# API Classifications

Data should be segmented into one of three types: Static, Dynamic, and Personal. API CALLS SHOULD INCLUDE ONLY ONE TYPE OF DATA.

  • STATIC data is data that once created rarely or never changes or changes rarely (daily, every few hours). Example: product photos and description.
  • DYNAMIC data is data that is known to change regularly - every few seconds or every minute but the value is global. Typically fetched from a database table. Example: Available inventory, shipping time updates, etc.
  • PERSONAL data is data that may or may not change regularly but is specific and unique (and likely private) to a user. Example: shopping carts, user profile, order histories.

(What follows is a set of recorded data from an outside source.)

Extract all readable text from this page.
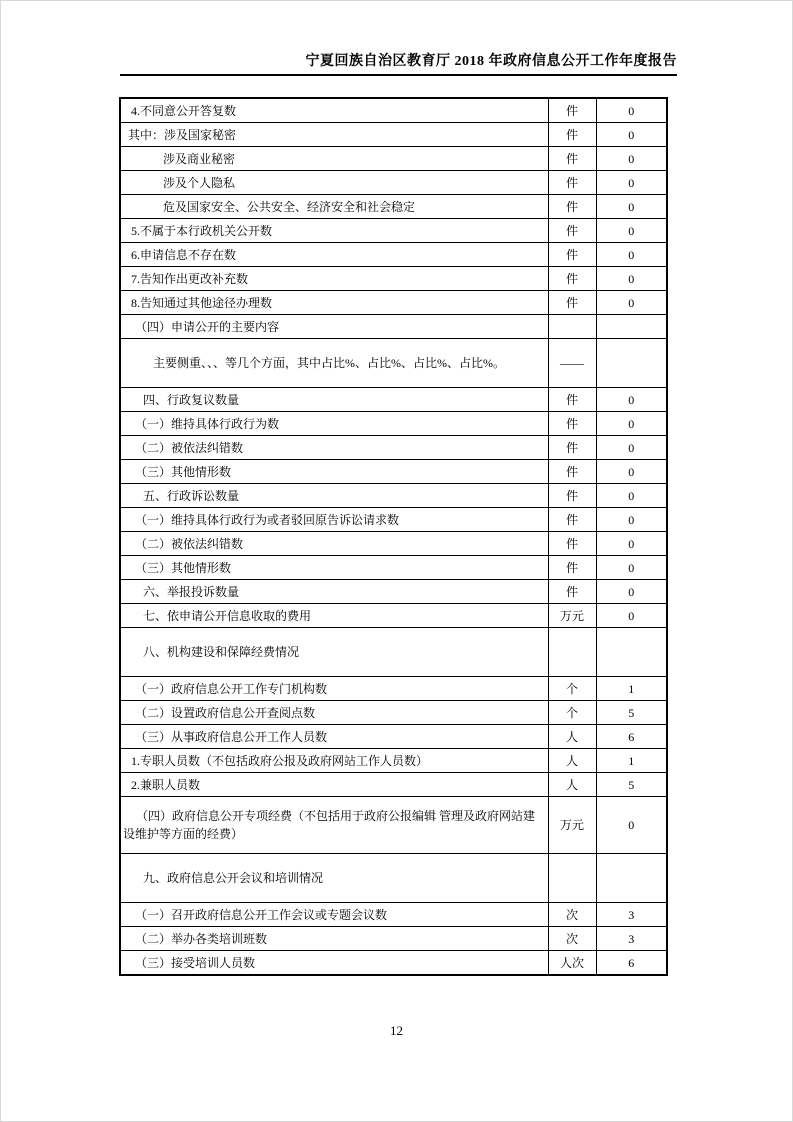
宁夏回族自治区教育厅 2018 年政府信息公开工作年度报告
4.不同意公开答复数	件	0
其中：涉及国家秘密	件	0
涉及商业秘密	件	0
涉及个人隐私	件	0
危及国家安全、公共安全、经济安全和社会稳定	件	0
5.不属于本行政机关公开数	件	0
6.申请信息不存在数	件	0
7.告知作出更改补充数	件	0
8.告知通过其他途径办理数	件	0
（四）申请公开的主要内容		
主要侧重、、、等几个方面，其中占比%、占比%、占比%、占比%。	——	
四、行政复议数量	件	0
（一）维持具体行政行为数	件	0
（二）被依法纠错数	件	0
（三）其他情形数	件	0
五、行政诉讼数量	件	0
（一）维持具体行政行为或者驳回原告诉讼请求数	件	0
（二）被依法纠错数	件	0
（三）其他情形数	件	0
六、举报投诉数量	件	0
七、依申请公开信息收取的费用	万元	0
八、机构建设和保障经费情况		
（一）政府信息公开工作专门机构数	个	1
（二）设置政府信息公开查阅点数	个	5
（三）从事政府信息公开工作人员数	人	6
1.专职人员数（不包括政府公报及政府网站工作人员数）	人	1
2.兼职人员数	人	5
（四）政府信息公开专项经费（不包括用于政府公报编辑 管理及政府网站建设维护等方面的经费）	万元	0
九、政府信息公开会议和培训情况		
（一）召开政府信息公开工作会议或专题会议数	次	3
（二）举办各类培训班数	次	3
（三）接受培训人员数	人次	6
12
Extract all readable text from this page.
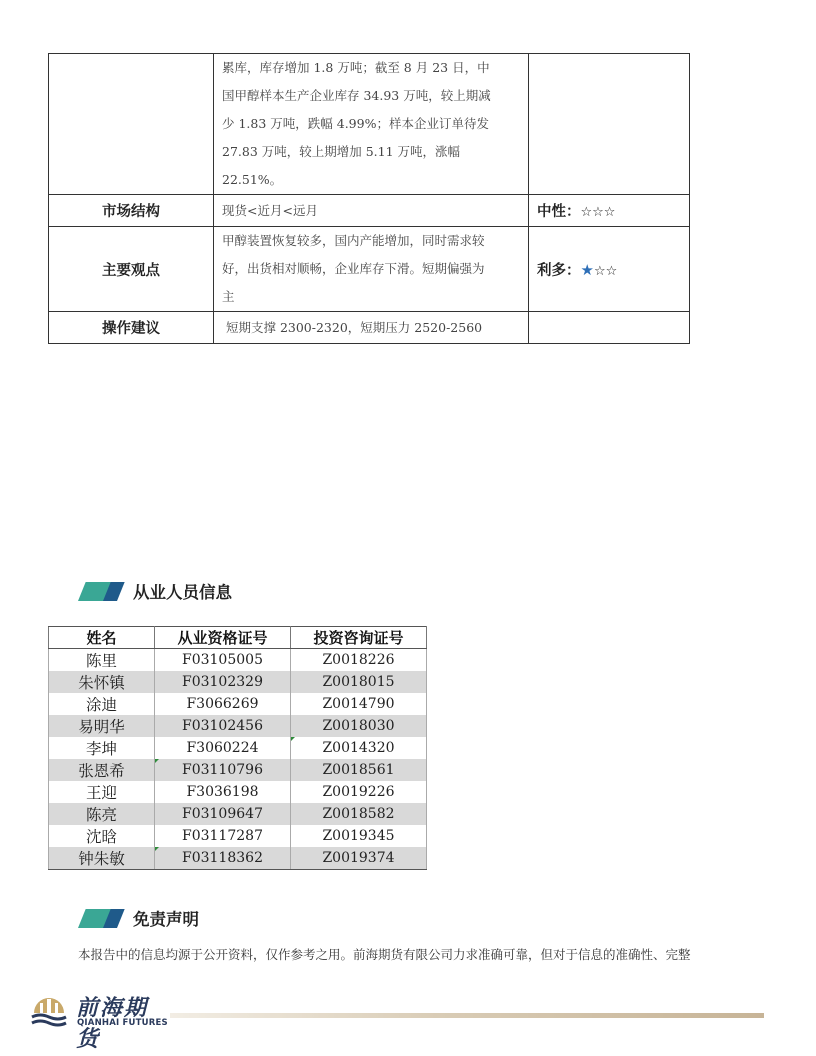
	累库，库存增加 1.8 万吨；截至 8 月 23 日，中
国甲醇样本生产企业库存 34.93 万吨，较上期减
少 1.83 万吨，跌幅 4.99%；样本企业订单待发
27.83 万吨，较上期增加 5.11 万吨，涨幅
22.51%。	

市场结构	现货<近月<远月	中性：☆☆☆
主要观点	甲醇装置恢复较多，国内产能增加，同时需求较
好，出货相对顺畅，企业库存下滑。短期偏强为
主	利多：★☆☆
操作建议	短期支撑 2300-2320，短期压力 2520-2560	

从业人员信息
姓名	从业资格证号	投资咨询证号
陈里	F03105005	Z0018226
朱怀镇	F03102329	Z0018015
涂迪	F3066269	Z0014790
易明华	F03102456	Z0018030
李坤	F3060224	Z0014320
张恩希	F03110796	Z0018561
王迎	F3036198	Z0019226
陈亮	F03109647	Z0018582
沈晗	F03117287	Z0019345
钟朱敏	F03118362	Z0019374
免责声明
本报告中的信息均源于公开资料，仅作参考之用。前海期货有限公司力求准确可靠，但对于信息的准确性、完整
前海期货
QIANHAI FUTURES
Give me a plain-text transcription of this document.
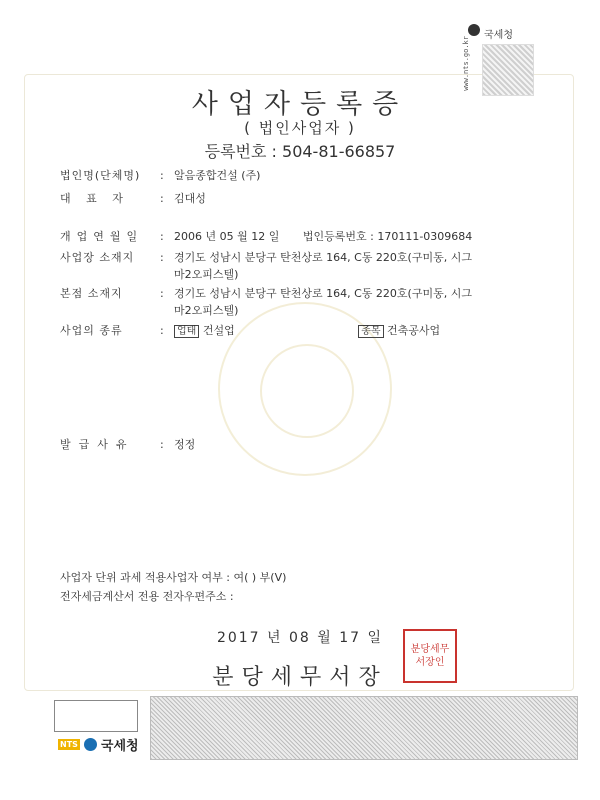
국세청
www.nts.go.kr
사업자등록증
( 법인사업자 )
등록번호 : 504-81-66857
법인명(단체명) : 알음종합건설 (주)
대 표 자	: 김대성
개업연월일 : 2006 년 05 월 12 일 법인등록번호 : 170111-0309684
사업장 소재지 : 경기도 성남시 분당구 탄천상로 164, C동 220호(구미동, 시그
마2오피스텔)
본점 소재지	: 경기도 성남시 분당구 탄천상로 164, C동 220호(구미동, 시그
마2오피스텔)
사업의 종류	: 업태 건설업	종목 건축공사업
발급사유 : 정정
사업자 단위 과세 적용사업자 여부 : 여( ) 부(V)
전자세금계산서 전용 전자우편주소 :
2017 년 08 월 17 일
분당세무서장
분당세무서장인
NTS 국세청
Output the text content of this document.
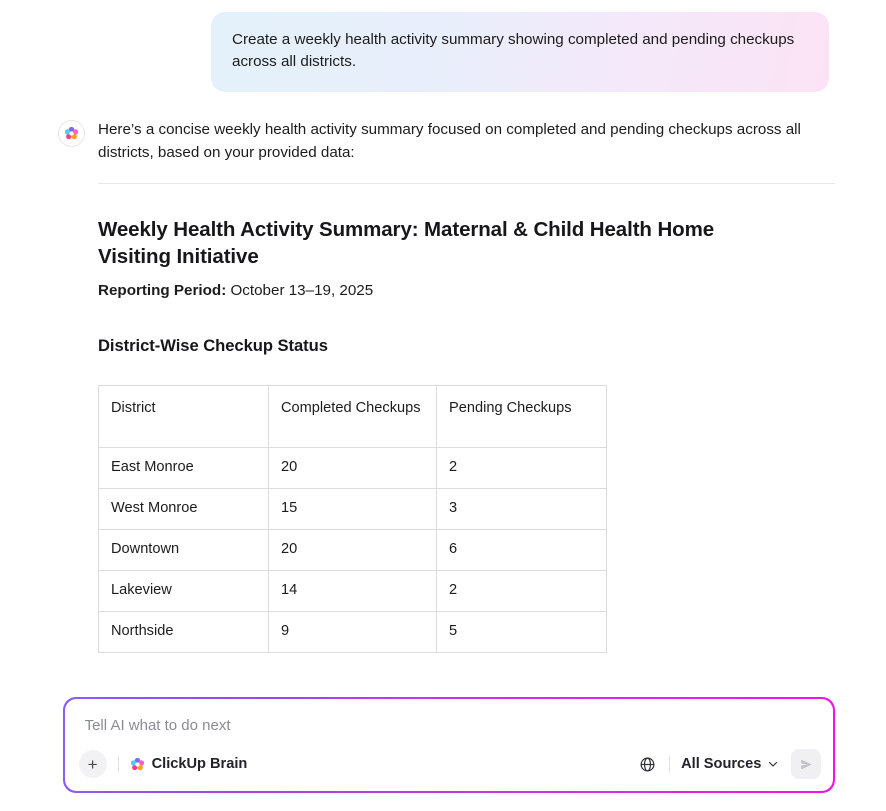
Create a weekly health activity summary showing completed and pending checkups across all districts.
Here’s a concise weekly health activity summary focused on completed and pending checkups across all districts, based on your provided data:
Weekly Health Activity Summary: Maternal & Child Health Home Visiting Initiative
Reporting Period: October 13–19, 2025
District-Wise Checkup Status
District	Completed Checkups	Pending Checkups
East Monroe	20	2
West Monroe	15	3
Downtown	20	6
Lakeview	14	2
Northside	9	5
Tell AI what to do next
+	ClickUp Brain	All Sources
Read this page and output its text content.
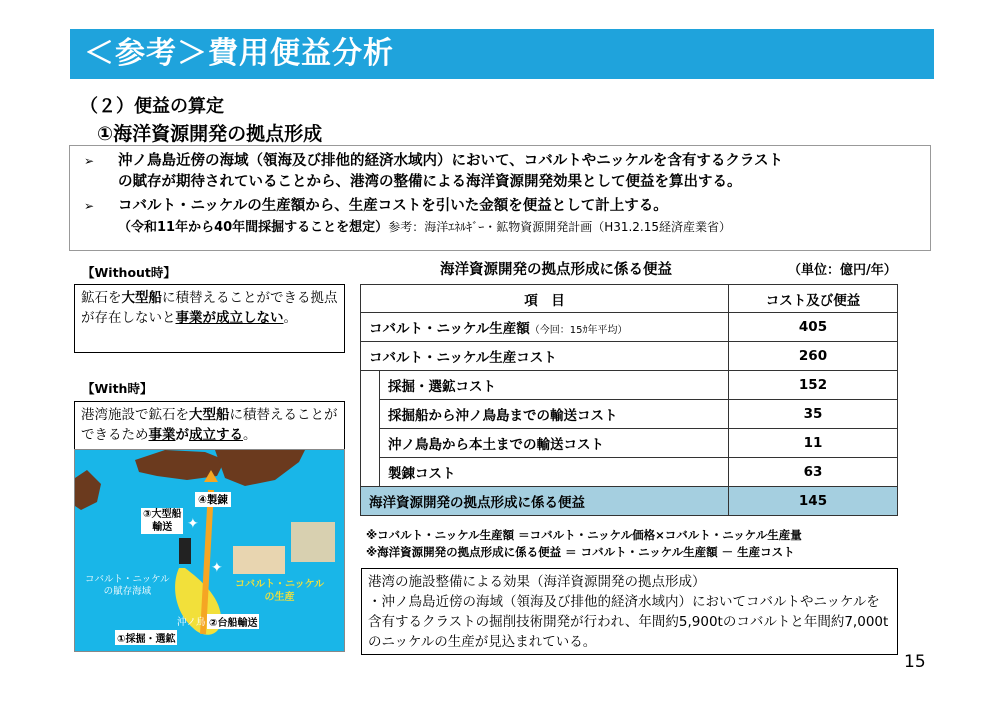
＜参考＞費用便益分析
（２）便益の算定
①海洋資源開発の拠点形成
➢	沖ノ鳥島近傍の海域（領海及び排他的経済水域内）において、コバルトやニッケルを含有するクラスト
の賦存が期待されていることから、港湾の整備による海洋資源開発効果として便益を算出する。
➢	コバルト・ニッケルの生産額から、生産コストを引いた金額を便益として計上する。
（令和11年から40年間採掘することを想定）参考：海洋ｴﾈﾙｷﾞｰ・鉱物資源開発計画（H31.2.15経済産業省）
【Without時】
鉱石を大型船に積替えることができる拠点が存在しないと事業が成立しない。
【With時】
港湾施設で鉱石を大型船に積替えることができるため事業が成立する。
✦
✦
④製錬
③大型船
輸送
コバルト・ニッケル
の賦存海域
コバルト・ニッケル
の生産
沖ノ鳥 ②台船輸送
①採掘・選鉱
海洋資源開発の拠点形成に係る便益	（単位：億円/年）
項　目		コスト及び便益
コバルト・ニッケル生産額（今回：15ｶ年平均）		405
コバルト・ニッケル生産コスト		260
	採掘・選鉱コスト	152
	採掘船から沖ノ鳥島までの輸送コスト	35
	沖ノ鳥島から本土までの輸送コスト	11
	製錬コスト	63
海洋資源開発の拠点形成に係る便益		145
※コバルト・ニッケル生産額 ＝コバルト・ニッケル価格×コバルト・ニッケル生産量
※海洋資源開発の拠点形成に係る便益 ＝ コバルト・ニッケル生産額 － 生産コスト
港湾の施設整備による効果（海洋資源開発の拠点形成）
・沖ノ鳥島近傍の海域（領海及び排他的経済水域内）においてコバルトやニッケルを含有するクラストの掘削技術開発が行われ、年間約5,900tのコバルトと年間約7,000tのニッケルの生産が見込まれている。
15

# Route pattern naming rules:

  • STATIC: /v*/static/*
  • PERSONAL: /v*/users/me/*
  • DYNAMIC: /v*/*

Implementation of each endpoint should be separate for easier handling of caching, validation...

# Caching per Data Type

  • Static should be cached either indefinitely or with a very long (hours) TTL. Ideally, the content will only update with a PUSH from source systems telling the cache that new data is available.
  • Dynamic data should at least be updated at a known frequency (e.g. 10s). Cache refresh can also be either persistent (update on notification) or transient (expires after a timer).
  • Unique/Personal data can be cached at the client side. Exceptions to this rule should be for security or legal reasons, in which case data should be stored in whichever means is most appropriate. For instance, a user logs in and their profile loads. Cache in the browser or mobile app as long as possible to avoid future API calls.

For Static and Dynamic data, Edge Caching (e.g CDN) should be implemented transparently at the infrastructure level. Ideally neither client nor server is aware of the existence of the cache. This typically means using a CDN or API gateway/reverse-proxy service that encapsulates this behavior. We do this because multiple levels of cache can create all sorts of race conditions and invalidation bugs that are hard to debug or reproduce. By keeping things at the infrastructure level, it’s typically easy to tune the system. Only if this layer is not enough should additional cache layers be considered.